Le roi d'Angleterre s'étant mis en marche avec ses troupes, s'était rendu à Saintes, où il avait passé quelques jours pour y grossir son armée des troupes du comte de Toulouse, et des autres seigneurs ligués que le comte de la Marche lui avait fait espérer, et qui ne venaient qu'en petit nombre.
Cependant il sortit de cette ville, et marcha en descendant la Charente, pour en défendre le passage contre l'armée française. Il se campa sous Tonnay-Charente, et ayant appris que le roi prenait la route de Taillebourg, il vint se poster vis-à-vis cette place, qu'il trouva déjà rendue au roi: ce prince s'y était logé avec les principaux seigneurs, et avait fait camper son armée dans la prairie aux environs de la ville.
_Bataille de Taillebourg, où le roi est victorieux_.

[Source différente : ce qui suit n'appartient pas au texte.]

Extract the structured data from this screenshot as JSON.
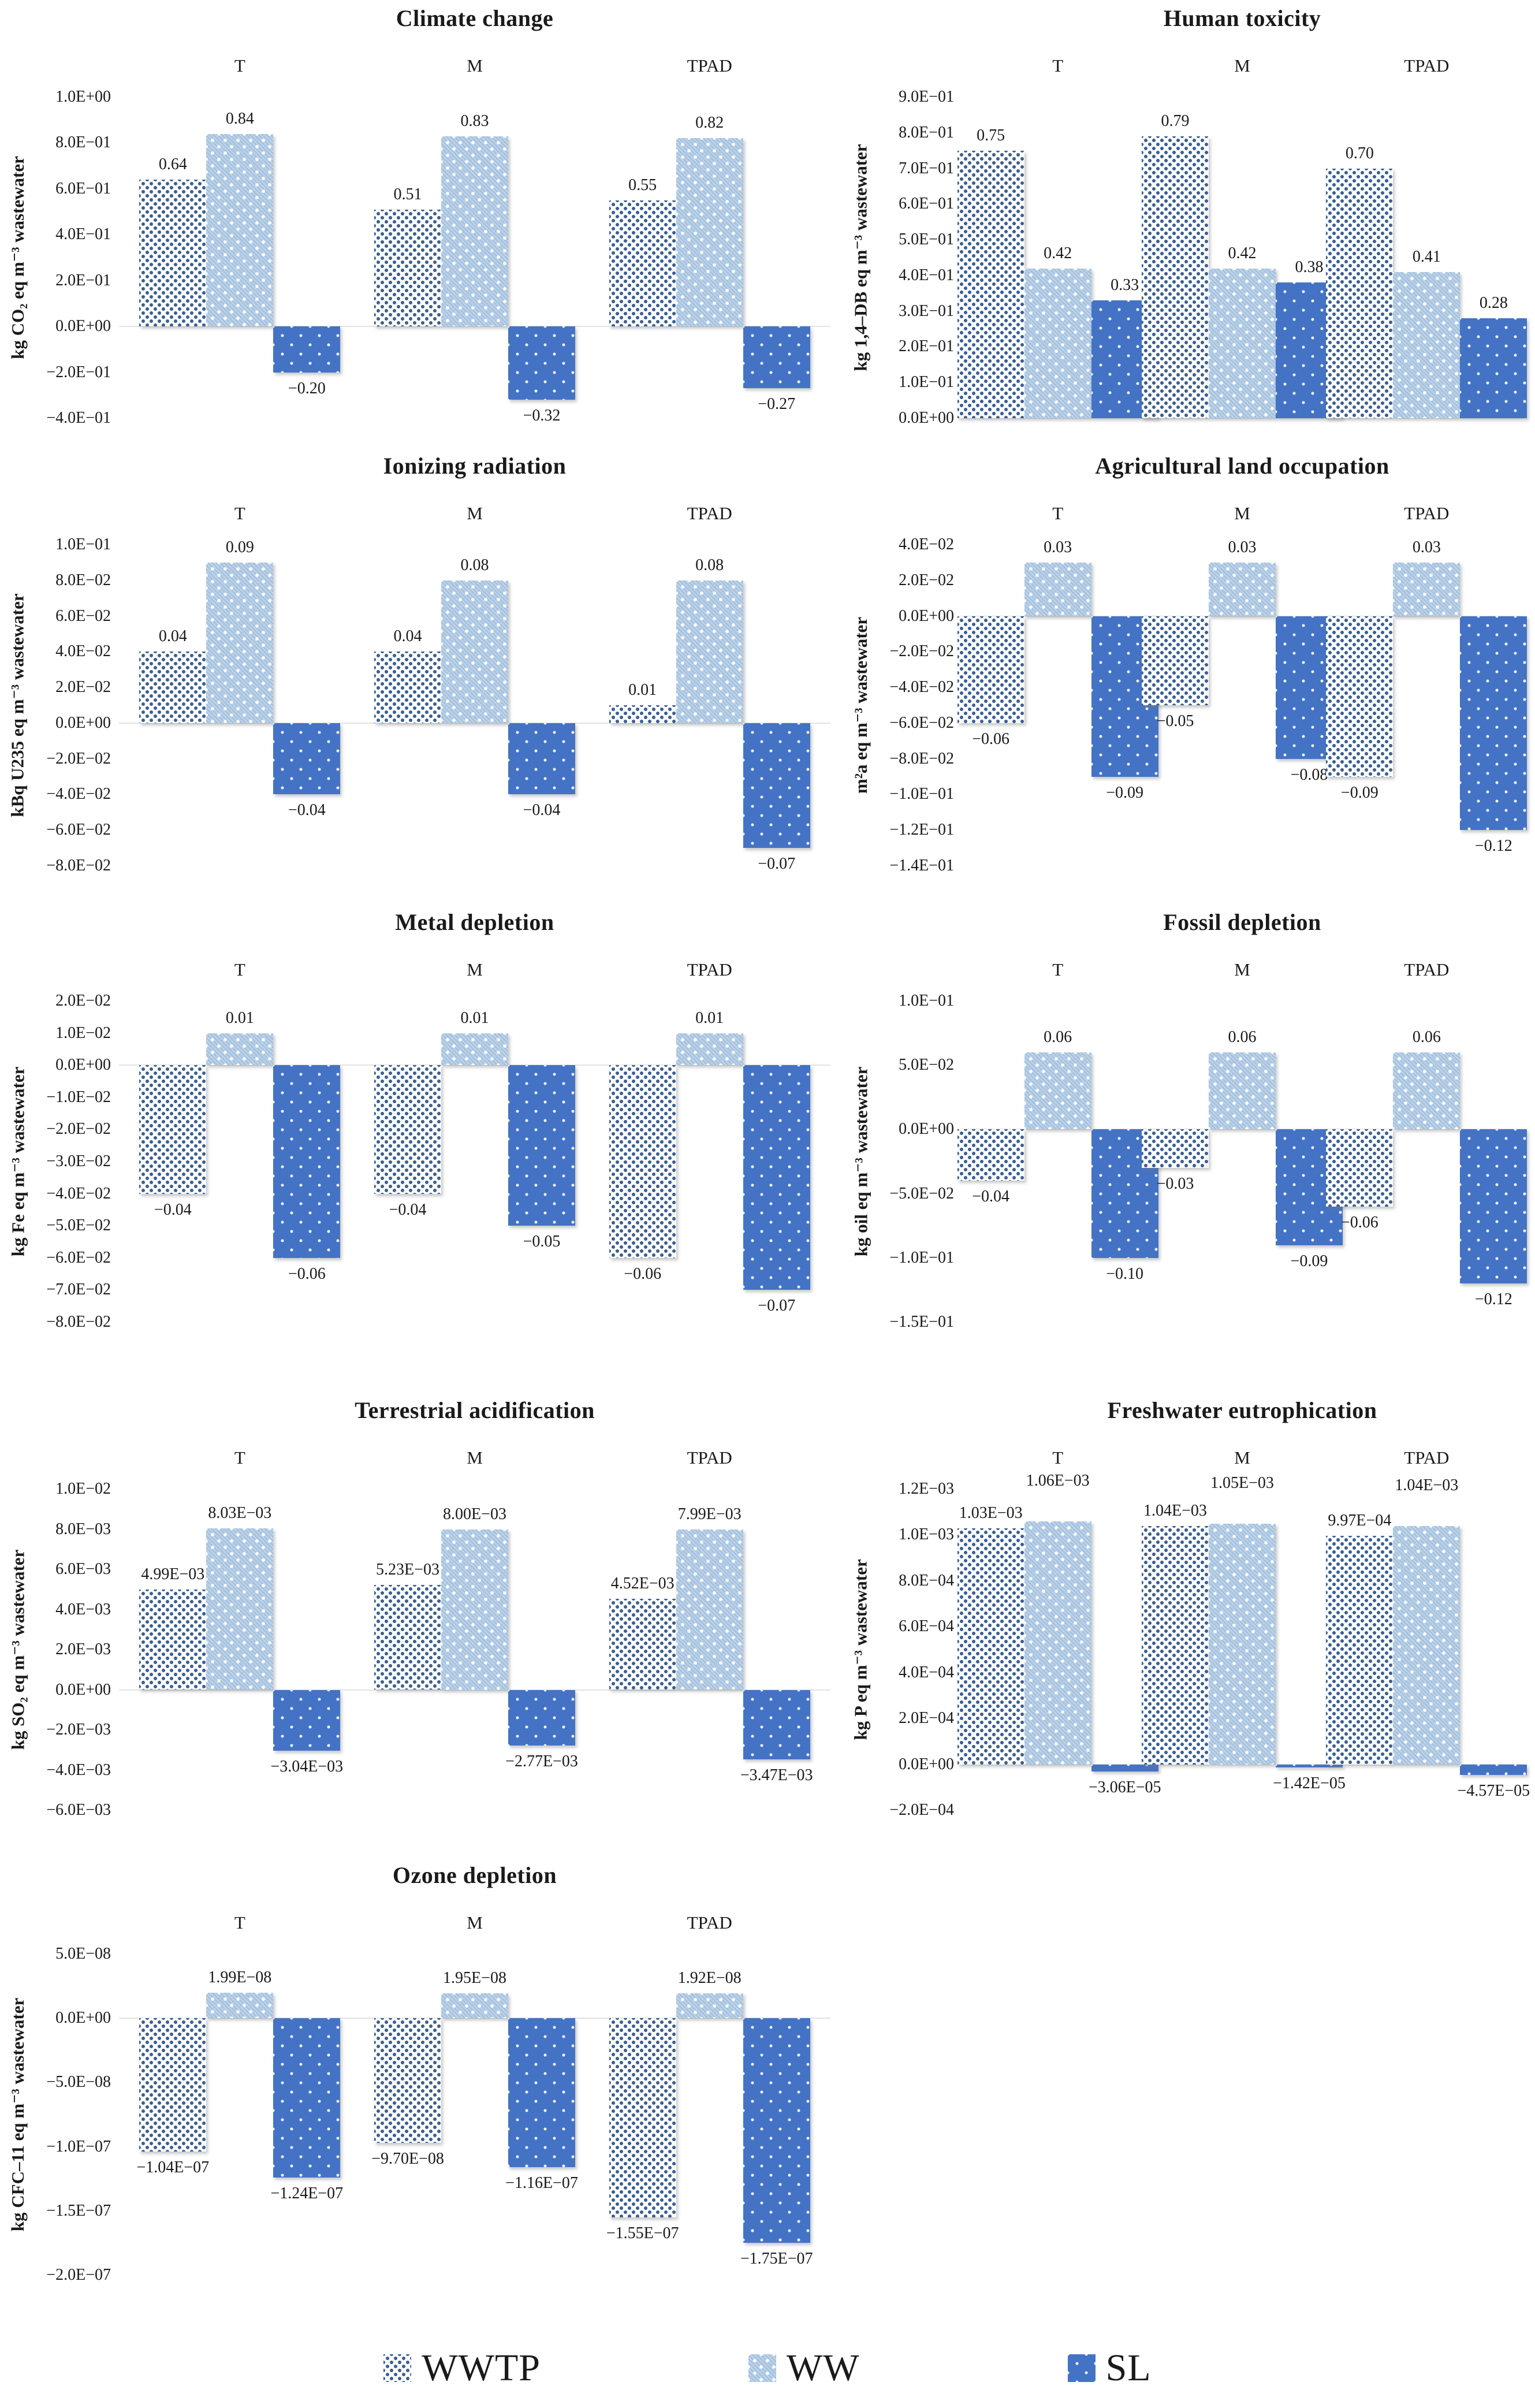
{
  "legend": {
    "items": [
      {
        "label": "WWTP",
        "series": "wwtp"
      },
      {
        "label": "WW",
        "series": "ww"
      },
      {
        "label": "SL",
        "series": "sl"
      }
    ]
  },
  "colors": {
    "wwtp_dot": "#3a5f91",
    "ww_background": "#a6c3e0",
    "sl_background": "#4473c5",
    "zero_line": "#e3e3e3",
    "text": "#1a1a1a"
  },
  "chart_data": [
    {
      "type": "bar",
      "title": "Climate change",
      "ylabel": "kg CO₂ eq m⁻³ wastewater",
      "ylim": [
        -0.4,
        1.0
      ],
      "legend_position": "bottom",
      "grid": false,
      "categories": [
        "T",
        "M",
        "TPAD"
      ],
      "series": [
        "WWTP",
        "WW",
        "SL"
      ],
      "ticks": {
        "labels": [
          "1.0E+00",
          "8.0E−01",
          "6.0E−01",
          "4.0E−01",
          "2.0E−01",
          "0.0E+00",
          "−2.0E−01",
          "−4.0E−01"
        ],
        "values": [
          1.0,
          0.8,
          0.6,
          0.4,
          0.2,
          0.0,
          -0.2,
          -0.4
        ]
      },
      "groups": [
        {
          "name": "T",
          "values": [
            0.64,
            0.84,
            -0.2
          ],
          "labels": [
            "0.64",
            "0.84",
            "−0.20"
          ]
        },
        {
          "name": "M",
          "values": [
            0.51,
            0.83,
            -0.32
          ],
          "labels": [
            "0.51",
            "0.83",
            "−0.32"
          ]
        },
        {
          "name": "TPAD",
          "values": [
            0.55,
            0.82,
            -0.27
          ],
          "labels": [
            "0.55",
            "0.82",
            "−0.27"
          ]
        }
      ]
    },
    {
      "type": "bar",
      "title": "Human toxicity",
      "ylabel": "kg 1,4–DB eq m⁻³ wastewater",
      "ylim": [
        0.0,
        0.9
      ],
      "categories": [
        "T",
        "M",
        "TPAD"
      ],
      "series": [
        "WWTP",
        "WW",
        "SL"
      ],
      "ticks": {
        "labels": [
          "9.0E−01",
          "8.0E−01",
          "7.0E−01",
          "6.0E−01",
          "5.0E−01",
          "4.0E−01",
          "3.0E−01",
          "2.0E−01",
          "1.0E−01",
          "0.0E+00"
        ],
        "values": [
          0.9,
          0.8,
          0.7,
          0.6,
          0.5,
          0.4,
          0.3,
          0.2,
          0.1,
          0.0
        ]
      },
      "groups": [
        {
          "name": "T",
          "values": [
            0.75,
            0.42,
            0.33
          ],
          "labels": [
            "0.75",
            "0.42",
            "0.33"
          ]
        },
        {
          "name": "M",
          "values": [
            0.79,
            0.42,
            0.38
          ],
          "labels": [
            "0.79",
            "0.42",
            "0.38"
          ]
        },
        {
          "name": "TPAD",
          "values": [
            0.7,
            0.41,
            0.28
          ],
          "labels": [
            "0.70",
            "0.41",
            "0.28"
          ]
        }
      ]
    },
    {
      "type": "bar",
      "title": "Ionizing radiation",
      "ylabel": "kBq U235 eq m⁻³ wastewater",
      "ylim": [
        -0.08,
        0.1
      ],
      "categories": [
        "T",
        "M",
        "TPAD"
      ],
      "series": [
        "WWTP",
        "WW",
        "SL"
      ],
      "ticks": {
        "labels": [
          "1.0E−01",
          "8.0E−02",
          "6.0E−02",
          "4.0E−02",
          "2.0E−02",
          "0.0E+00",
          "−2.0E−02",
          "−4.0E−02",
          "−6.0E−02",
          "−8.0E−02"
        ],
        "values": [
          0.1,
          0.08,
          0.06,
          0.04,
          0.02,
          0.0,
          -0.02,
          -0.04,
          -0.06,
          -0.08
        ]
      },
      "groups": [
        {
          "name": "T",
          "values": [
            0.04,
            0.09,
            -0.04
          ],
          "labels": [
            "0.04",
            "0.09",
            "−0.04"
          ]
        },
        {
          "name": "M",
          "values": [
            0.04,
            0.08,
            -0.04
          ],
          "labels": [
            "0.04",
            "0.08",
            "−0.04"
          ]
        },
        {
          "name": "TPAD",
          "values": [
            0.01,
            0.08,
            -0.07
          ],
          "labels": [
            "0.01",
            "0.08",
            "−0.07"
          ]
        }
      ]
    },
    {
      "type": "bar",
      "title": "Agricultural land occupation",
      "ylabel": "m²a eq m⁻³ wastewater",
      "ylim": [
        -0.14,
        0.04
      ],
      "categories": [
        "T",
        "M",
        "TPAD"
      ],
      "series": [
        "WWTP",
        "WW",
        "SL"
      ],
      "ticks": {
        "labels": [
          "4.0E−02",
          "2.0E−02",
          "0.0E+00",
          "−2.0E−02",
          "−4.0E−02",
          "−6.0E−02",
          "−8.0E−02",
          "−1.0E−01",
          "−1.2E−01",
          "−1.4E−01"
        ],
        "values": [
          0.04,
          0.02,
          0.0,
          -0.02,
          -0.04,
          -0.06,
          -0.08,
          -0.1,
          -0.12,
          -0.14
        ]
      },
      "groups": [
        {
          "name": "T",
          "values": [
            -0.06,
            0.03,
            -0.09
          ],
          "labels": [
            "−0.06",
            "0.03",
            "−0.09"
          ]
        },
        {
          "name": "M",
          "values": [
            -0.05,
            0.03,
            -0.08
          ],
          "labels": [
            "−0.05",
            "0.03",
            "−0.08"
          ]
        },
        {
          "name": "TPAD",
          "values": [
            -0.09,
            0.03,
            -0.12
          ],
          "labels": [
            "−0.09",
            "0.03",
            "−0.12"
          ]
        }
      ]
    },
    {
      "type": "bar",
      "title": "Metal depletion",
      "ylabel": "kg Fe eq m⁻³ wastewater",
      "ylim": [
        -0.08,
        0.02
      ],
      "categories": [
        "T",
        "M",
        "TPAD"
      ],
      "series": [
        "WWTP",
        "WW",
        "SL"
      ],
      "ticks": {
        "labels": [
          "2.0E−02",
          "1.0E−02",
          "0.0E+00",
          "−1.0E−02",
          "−2.0E−02",
          "−3.0E−02",
          "−4.0E−02",
          "−5.0E−02",
          "−6.0E−02",
          "−7.0E−02",
          "−8.0E−02"
        ],
        "values": [
          0.02,
          0.01,
          0.0,
          -0.01,
          -0.02,
          -0.03,
          -0.04,
          -0.05,
          -0.06,
          -0.07,
          -0.08
        ]
      },
      "groups": [
        {
          "name": "T",
          "values": [
            -0.04,
            0.01,
            -0.06
          ],
          "labels": [
            "−0.04",
            "0.01",
            "−0.06"
          ]
        },
        {
          "name": "M",
          "values": [
            -0.04,
            0.01,
            -0.05
          ],
          "labels": [
            "−0.04",
            "0.01",
            "−0.05"
          ]
        },
        {
          "name": "TPAD",
          "values": [
            -0.06,
            0.01,
            -0.07
          ],
          "labels": [
            "−0.06",
            "0.01",
            "−0.07"
          ]
        }
      ]
    },
    {
      "type": "bar",
      "title": "Fossil depletion",
      "ylabel": "kg oil eq m⁻³ wastewater",
      "ylim": [
        -0.15,
        0.1
      ],
      "categories": [
        "T",
        "M",
        "TPAD"
      ],
      "series": [
        "WWTP",
        "WW",
        "SL"
      ],
      "ticks": {
        "labels": [
          "1.0E−01",
          "5.0E−02",
          "0.0E+00",
          "−5.0E−02",
          "−1.0E−01",
          "−1.5E−01"
        ],
        "values": [
          0.1,
          0.05,
          0.0,
          -0.05,
          -0.1,
          -0.15
        ]
      },
      "groups": [
        {
          "name": "T",
          "values": [
            -0.04,
            0.06,
            -0.1
          ],
          "labels": [
            "−0.04",
            "0.06",
            "−0.10"
          ]
        },
        {
          "name": "M",
          "values": [
            -0.03,
            0.06,
            -0.09
          ],
          "labels": [
            "−0.03",
            "0.06",
            "−0.09"
          ]
        },
        {
          "name": "TPAD",
          "values": [
            -0.06,
            0.06,
            -0.12
          ],
          "labels": [
            "−0.06",
            "0.06",
            "−0.12"
          ]
        }
      ]
    },
    {
      "type": "bar",
      "title": "Terrestrial acidification",
      "ylabel": "kg SO₂ eq m⁻³ wastewater",
      "ylim": [
        -0.006,
        0.01
      ],
      "categories": [
        "T",
        "M",
        "TPAD"
      ],
      "series": [
        "WWTP",
        "WW",
        "SL"
      ],
      "ticks": {
        "labels": [
          "1.0E−02",
          "8.0E−03",
          "6.0E−03",
          "4.0E−03",
          "2.0E−03",
          "0.0E+00",
          "−2.0E−03",
          "−4.0E−03",
          "−6.0E−03"
        ],
        "values": [
          0.01,
          0.008,
          0.006,
          0.004,
          0.002,
          0.0,
          -0.002,
          -0.004,
          -0.006
        ]
      },
      "groups": [
        {
          "name": "T",
          "values": [
            0.00499,
            0.00803,
            -0.00304
          ],
          "labels": [
            "4.99E−03",
            "8.03E−03",
            "−3.04E−03"
          ]
        },
        {
          "name": "M",
          "values": [
            0.00523,
            0.008,
            -0.00277
          ],
          "labels": [
            "5.23E−03",
            "8.00E−03",
            "−2.77E−03"
          ]
        },
        {
          "name": "TPAD",
          "values": [
            0.00452,
            0.00799,
            -0.00347
          ],
          "labels": [
            "4.52E−03",
            "7.99E−03",
            "−3.47E−03"
          ]
        }
      ]
    },
    {
      "type": "bar",
      "title": "Freshwater eutrophication",
      "ylabel": "kg P eq m⁻³ wastewater",
      "ylim": [
        -0.0002,
        0.0012
      ],
      "categories": [
        "T",
        "M",
        "TPAD"
      ],
      "series": [
        "WWTP",
        "WW",
        "SL"
      ],
      "ticks": {
        "labels": [
          "1.2E−03",
          "1.0E−03",
          "8.0E−04",
          "6.0E−04",
          "4.0E−04",
          "2.0E−04",
          "0.0E+00",
          "−2.0E−04"
        ],
        "values": [
          0.0012,
          0.001,
          0.0008,
          0.0006,
          0.0004,
          0.0002,
          0.0,
          -0.0002
        ]
      },
      "label_dy": [
        [
          0,
          -44,
          0
        ],
        [
          0,
          -44,
          0
        ],
        [
          0,
          -44,
          0
        ]
      ],
      "groups": [
        {
          "name": "T",
          "values": [
            0.00103,
            0.00106,
            -3.06e-05
          ],
          "labels": [
            "1.03E−03",
            "1.06E−03",
            "−3.06E−05"
          ]
        },
        {
          "name": "M",
          "values": [
            0.00104,
            0.00105,
            -1.42e-05
          ],
          "labels": [
            "1.04E−03",
            "1.05E−03",
            "−1.42E−05"
          ]
        },
        {
          "name": "TPAD",
          "values": [
            0.000997,
            0.00104,
            -4.57e-05
          ],
          "labels": [
            "9.97E−04",
            "1.04E−03",
            "−4.57E−05"
          ]
        }
      ]
    },
    {
      "type": "bar",
      "title": "Ozone depletion",
      "ylabel": "kg CFC–11 eq m⁻³ wastewater",
      "ylim": [
        -2e-07,
        5e-08
      ],
      "categories": [
        "T",
        "M",
        "TPAD"
      ],
      "series": [
        "WWTP",
        "WW",
        "SL"
      ],
      "ticks": {
        "labels": [
          "5.0E−08",
          "0.0E+00",
          "−5.0E−08",
          "−1.0E−07",
          "−1.5E−07",
          "−2.0E−07"
        ],
        "values": [
          5e-08,
          0.0,
          -5e-08,
          -1e-07,
          -1.5e-07,
          -2e-07
        ]
      },
      "groups": [
        {
          "name": "T",
          "values": [
            -1.04e-07,
            1.99e-08,
            -1.24e-07
          ],
          "labels": [
            "−1.04E−07",
            "1.99E−08",
            "−1.24E−07"
          ]
        },
        {
          "name": "M",
          "values": [
            -9.7e-08,
            1.95e-08,
            -1.16e-07
          ],
          "labels": [
            "−9.70E−08",
            "1.95E−08",
            "−1.16E−07"
          ]
        },
        {
          "name": "TPAD",
          "values": [
            -1.55e-07,
            1.92e-08,
            -1.75e-07
          ],
          "labels": [
            "−1.55E−07",
            "1.92E−08",
            "−1.75E−07"
          ]
        }
      ]
    }
  ]
}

Les deux armées n'étaient séparées que par la rivière, qui en cet endroit est fort profonde, mais peu large. Le roi d'Angleterre avait vingt mille hommes de pied, six cents arbalétriers, et seize cents chevaliers, qui, en comptant leur suite, faisaient un corps très-considérable de cavalerie. Le roi, en commençant la campagne, avait autant d'infanterie, et presque le double de cavalerie, mais il en avait perdu une partie par les siéges et par les maladies que les grandes chaleurs avaient causées.
Son dessein était de passer la Charente, et celui du roi d'Angleterre de l'en empêcher. La profondeur de la rivière était un grand obstacle pour les Français.